As I'm sick and housebound I know that comparing and contrasting can be as bad as catching a cold or a sickness bug; it takes hold of me, makes me feel a hundred times worse and leaves me very weak.
I used to care a lot more about the things I didn't have and the things I couldn't do. These days? I still care, just not half as much.
I used to be jealous of those with mortgages. But in all reality a mortgage is a bad thing for us right now; if something went horribly wrong there is noway we could juggle a mortgage and repairs. By the time my parents were my age, they had a home and a mortgage but were they any better of than I am right now? They sacrificed, scrimped, saved and went through a lot to keep their home. They endured trials I couldn't face right now and I don't have to face. Because I don't have a mortgage. It's a blessing, not a curse.
So what of comparing your abilities to others? Are you constantly at it like me?
I'm 25 and barely make it out of my flat three times a month. Of course I am going to compare my life to others. I think even 90 year old's make it out of the door more than me. I used to constantly put pressure on myself to do everything and be everything. I just can't do it any more.
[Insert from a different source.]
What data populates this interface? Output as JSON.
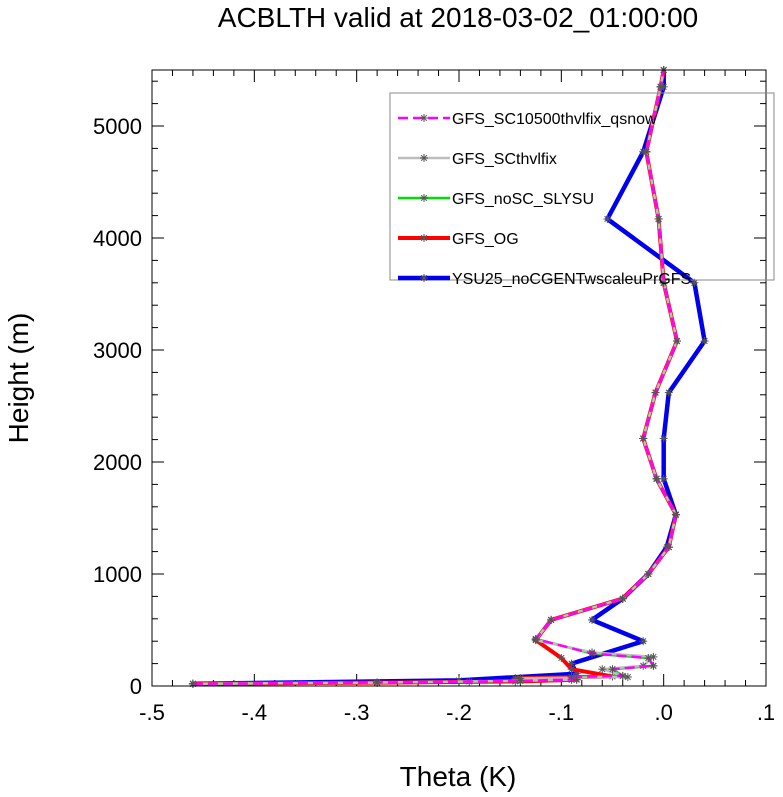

I'm frail at 25 and I have to be okay with that because there is no cure to my illness.
There is another gnawing hope inside my heart. Knowing the sweetness of the blessing that children bring into your life I have been craving adding to my family but I know it's not going to happen. One child is probably our limit and I realise this is a personal thing to write about but I'm fed up and exhausted of being asked when we're having another baby (unless you're my Dad because that's allowed.)
We're probably not going to have any more kids, just so you know, not that it was any of your business in the first place. My failing fertility - again feeling old inside my body - and pathetic state of health is making sure of that. I was very fortunate that I had Roman when I did.
But I'll tell you something; I am happy. So happy beyond anything I could measure. And I am grateful for the life I have. Because every now and then something comes along and reminds me not to be sad and to realise just how much I am taking on and doing. I'm taking on a lot and half the time I'm not even sure how I'm doing it. All I know is that I pray and somehow Heavenly Father makes all the pieces of the puzzle fit. He reminds me daily that I am doing my full to capacity best.
And that if I feel that's not enough, tough luck. It is enough.